Нет сомнения, что Рафаэль был убежденным христианином. Однако убеждение и верование - разные вещи; и если убеждения принадлежат лично художнику, то от имени верования говорит его дар; в этом и разница между тем, что хочет сказать художник, и тем, что у него сказывается. " Подлинный дух" Ренессанса, его мировоззренческое кредо состоит не в " любви к миру, к земле" и " умилении перед красотой" (это лишь качества, а не дух) - он состоит в веровании, что человеческое может быть мерой божественного. Не небо сходило на землю, а земля проецировала себя на небо. Икона, " окно в мир горний", сменилась картиной - зеркалом мира дольнего. То, что не умещалось в зеркале, оказывалось лишним, вытеснялось в область абстрактно-спекулятивную у философов, в сферу мифа и аллегории у художников. Величавые движения, которыми ренессансные мадонны заслоняли младенца Христа от опасности, исходящей от младенца Иоанна, тем самым незаметно превращая божеское в человеческое, со временем преемственно сменились размашистым издевательством Эвариста Парни над самой идеей божественного, мифологически-карикатурно воплощенной в его " Войне богов".

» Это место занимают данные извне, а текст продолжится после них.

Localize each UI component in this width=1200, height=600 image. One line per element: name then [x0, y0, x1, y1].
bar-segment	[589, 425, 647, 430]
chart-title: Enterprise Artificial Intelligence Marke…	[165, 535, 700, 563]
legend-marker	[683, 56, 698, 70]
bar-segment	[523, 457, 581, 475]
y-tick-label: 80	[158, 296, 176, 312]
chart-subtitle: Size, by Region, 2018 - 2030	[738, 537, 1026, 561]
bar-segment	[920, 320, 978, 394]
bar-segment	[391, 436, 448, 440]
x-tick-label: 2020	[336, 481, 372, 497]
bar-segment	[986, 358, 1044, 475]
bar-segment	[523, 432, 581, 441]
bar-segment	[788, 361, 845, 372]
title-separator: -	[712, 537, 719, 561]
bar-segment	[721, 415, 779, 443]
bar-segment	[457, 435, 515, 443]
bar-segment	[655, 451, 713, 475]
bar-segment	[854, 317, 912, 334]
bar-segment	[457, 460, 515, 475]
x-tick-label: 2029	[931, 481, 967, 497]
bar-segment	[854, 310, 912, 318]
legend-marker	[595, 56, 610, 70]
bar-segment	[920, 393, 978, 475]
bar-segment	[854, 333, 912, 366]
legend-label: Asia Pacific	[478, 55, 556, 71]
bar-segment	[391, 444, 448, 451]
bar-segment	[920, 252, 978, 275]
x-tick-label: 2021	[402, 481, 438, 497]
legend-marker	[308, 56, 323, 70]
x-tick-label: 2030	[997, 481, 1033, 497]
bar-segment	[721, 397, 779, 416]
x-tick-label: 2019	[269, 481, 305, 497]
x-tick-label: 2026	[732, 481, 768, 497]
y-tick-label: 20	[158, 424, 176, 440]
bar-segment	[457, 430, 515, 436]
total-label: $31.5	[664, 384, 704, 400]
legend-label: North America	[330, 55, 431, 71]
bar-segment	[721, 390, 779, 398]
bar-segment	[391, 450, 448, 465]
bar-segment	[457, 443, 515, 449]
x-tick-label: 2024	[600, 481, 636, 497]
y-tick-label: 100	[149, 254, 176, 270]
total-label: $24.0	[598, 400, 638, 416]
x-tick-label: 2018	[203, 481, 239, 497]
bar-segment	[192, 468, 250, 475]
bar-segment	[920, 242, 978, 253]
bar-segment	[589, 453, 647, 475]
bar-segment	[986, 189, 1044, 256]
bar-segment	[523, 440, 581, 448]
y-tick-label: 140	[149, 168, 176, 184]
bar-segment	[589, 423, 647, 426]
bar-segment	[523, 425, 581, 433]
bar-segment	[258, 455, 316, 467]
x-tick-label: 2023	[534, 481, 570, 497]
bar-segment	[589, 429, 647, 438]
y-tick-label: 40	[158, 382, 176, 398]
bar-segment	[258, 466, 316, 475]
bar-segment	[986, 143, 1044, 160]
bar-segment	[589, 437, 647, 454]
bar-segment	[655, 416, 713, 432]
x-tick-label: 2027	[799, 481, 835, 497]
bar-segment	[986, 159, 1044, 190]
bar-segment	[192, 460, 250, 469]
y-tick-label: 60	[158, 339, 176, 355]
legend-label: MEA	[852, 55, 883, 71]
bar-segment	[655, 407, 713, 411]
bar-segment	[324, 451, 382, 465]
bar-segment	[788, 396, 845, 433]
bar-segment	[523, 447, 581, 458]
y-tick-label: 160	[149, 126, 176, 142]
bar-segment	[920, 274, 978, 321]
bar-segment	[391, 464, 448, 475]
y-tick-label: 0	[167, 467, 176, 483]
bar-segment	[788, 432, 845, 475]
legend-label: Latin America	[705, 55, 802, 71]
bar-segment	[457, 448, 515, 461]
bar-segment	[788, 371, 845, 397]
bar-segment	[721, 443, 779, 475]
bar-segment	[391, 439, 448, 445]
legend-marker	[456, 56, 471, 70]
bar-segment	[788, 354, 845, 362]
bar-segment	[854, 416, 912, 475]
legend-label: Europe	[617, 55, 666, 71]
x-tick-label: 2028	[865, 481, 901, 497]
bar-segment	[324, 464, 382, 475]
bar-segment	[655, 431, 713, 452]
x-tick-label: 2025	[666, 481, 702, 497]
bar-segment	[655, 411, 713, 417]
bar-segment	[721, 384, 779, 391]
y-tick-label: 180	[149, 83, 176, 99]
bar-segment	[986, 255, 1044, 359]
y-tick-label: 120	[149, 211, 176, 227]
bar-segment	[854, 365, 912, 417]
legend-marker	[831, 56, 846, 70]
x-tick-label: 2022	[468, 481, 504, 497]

Поставив " Гавриилиаду" рядом с этим яростным памфлетом против христианства - одним из непосредственных литературных образцов пушкинской поэмы, - нетрудно увидеть, какая пропасть отделяет кощунственную выходку Пушкина от просветительского манифеста Парни. Старательно наследуя пародийное начало от " Войны богов", Пушкин " не дотягивает" до ее идеологичности: у него выходит комическая сказка. И как почти в каждой сказке, тут возможны подстановки, подмены персонажей. Перед нами " модель" (сказка, собственно, всегда " модель") некоего соблазнительного события, героями которого могут быть кто угодно: хоть архангел, хоть " затянутый... адъютант". В дальнейшем Пушкин таким же образом " смоделирует" в " Графе Нулине" событие римской истории. Одним словом, то, что у Парни является содержанием - а именно сознательная дискредитация святынь христианской веры, - Пушкиным берется только как форма. Это, безусловно, кощунство, но такое, поверхностность которого не просто " неприкровенна", а прямо очевидна. Иначе говоря, это игра. И действуют в ней соответственно не лица (в " Войне богов" пародийное изображение Лиц Троицы мыслится как разоблачение догматов с позиции " разума"), а маски или ряженые, разыгрывающие пародию на сюжет Благовещения - своего рода " мистерию-буфф", типологически связанную со средневековым карнавалом.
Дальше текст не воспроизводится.